Monedero hacía tiempo que había adoptado el rol de ancla, de freno de mano, de plomo. Facilitaba los ataques exteriores y soliviantaba, con demasiada frecuencia, a los propios militantes. Cogerse una semana de vacaciones y salir en tromba de sus respectivos proyectos Juan Carlos Monedero y Casimiro García-Abadillo es todo uno. El primero de Podemos y el segundo de El Mundo. Ahorraremos juegos de palabras y malabares varios, pues probablemente ya los hubo en su momento.
Mi jefe se ha querido pronunciar sobre Monedero, pues le parece más trascendente que lo de García-Abadillo. Además de ser algo de pésimo gusto reflexionar en voz alta sobre compañeros de profesión caídos fulminantemente en desgracia.
Sobre el cofundador del partido más relevante de nuestro tiempo dice que al margen de las especulaciones –no son pocas, empezando por las que ha compartido el periodista Ernesto Ekaizer- que apuntan a un pulso entre él y su rival más directo dentro de la formación, Iñigo Errejón, el líder de Podemos, Pablo Iglesias, ha hecho lo correcto.

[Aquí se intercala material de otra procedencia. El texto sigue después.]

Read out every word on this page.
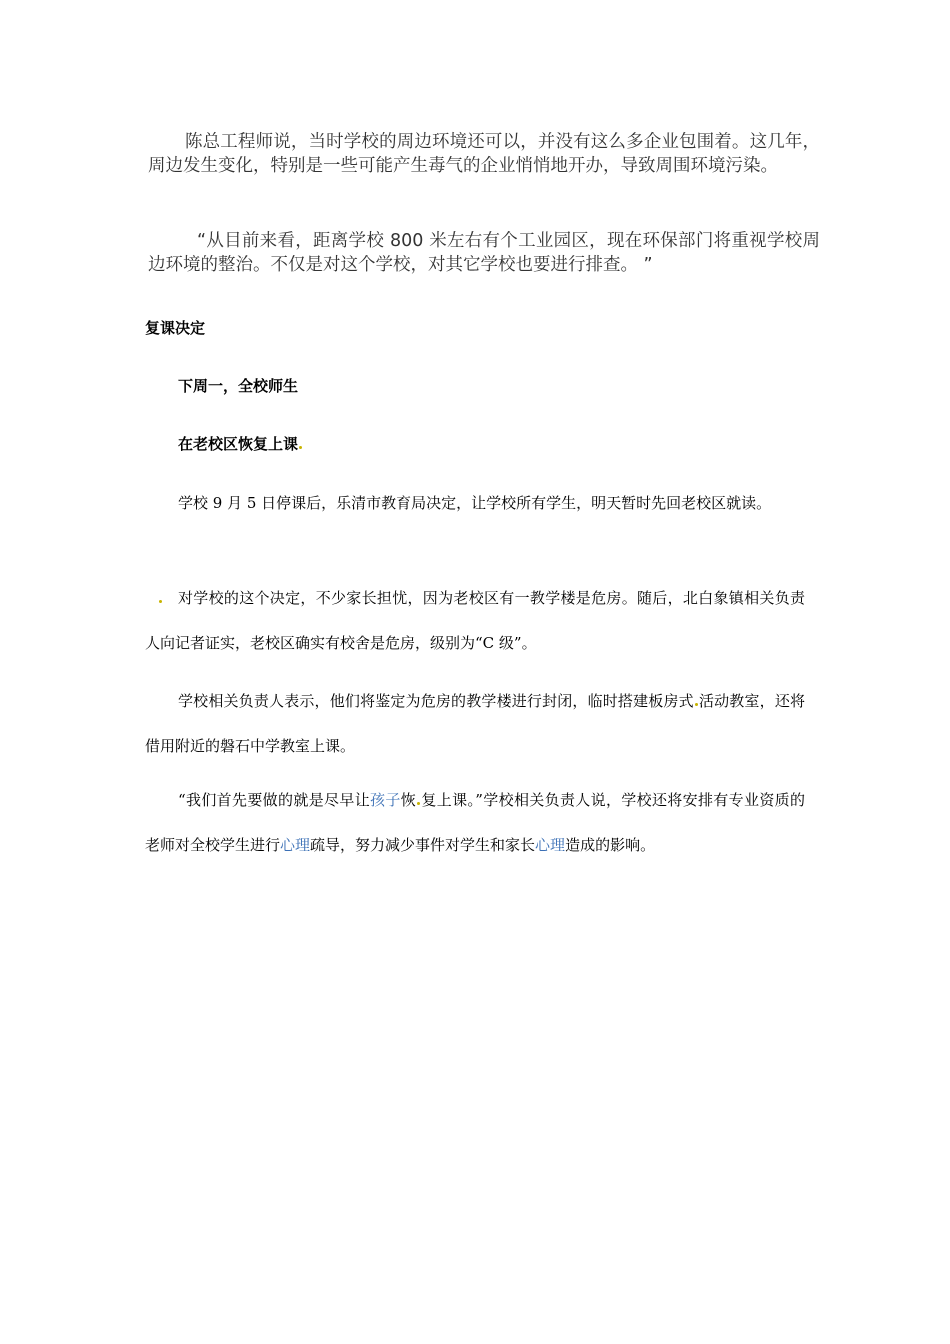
陈总工程师说，当时学校的周边环境还可以，并没有这么多企业包围着。这几年，周边发生变化，特别是一些可能产生毒气的企业悄悄地开办，导致周围环境污染。

“从目前来看，距离学校 800 米左右有个工业园区，现在环保部门将重视学校周边环境的整治。不仅是对这个学校，对其它学校也要进行排查。 ”

复课决定

下周一，全校师生

在老校区恢复上课

学校 9 月 5 日停课后，乐清市教育局决定，让学校所有学生，明天暂时先回老校区就读。

对学校的这个决定，不少家长担忧，因为老校区有一教学楼是危房。随后，北白象镇相关负责人向记者证实，老校区确实有校舍是危房，级别为“C 级”。

学校相关负责人表示，他们将鉴定为危房的教学楼进行封闭，临时搭建板房式 活动教室，还将借用附近的磐石中学教室上课。

“我们首先要做的就是尽早让孩子恢 复上课。”学校相关负责人说，学校还将安排有专业资质的老师对全校学生进行心理疏导，努力减少事件对学生和家长心理造成的影响。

Monedero hacía tiempo que había adoptado el rol de ancla, de freno de mano, de plomo. Facilitaba los ataques exteriores y soliviantaba, con demasiada frecuencia, a los propios militantes del partido. Y lo que es peor: empezaba a contaminar la figura del líder, el propio Pablo, por su resistencia a deshacerse de él.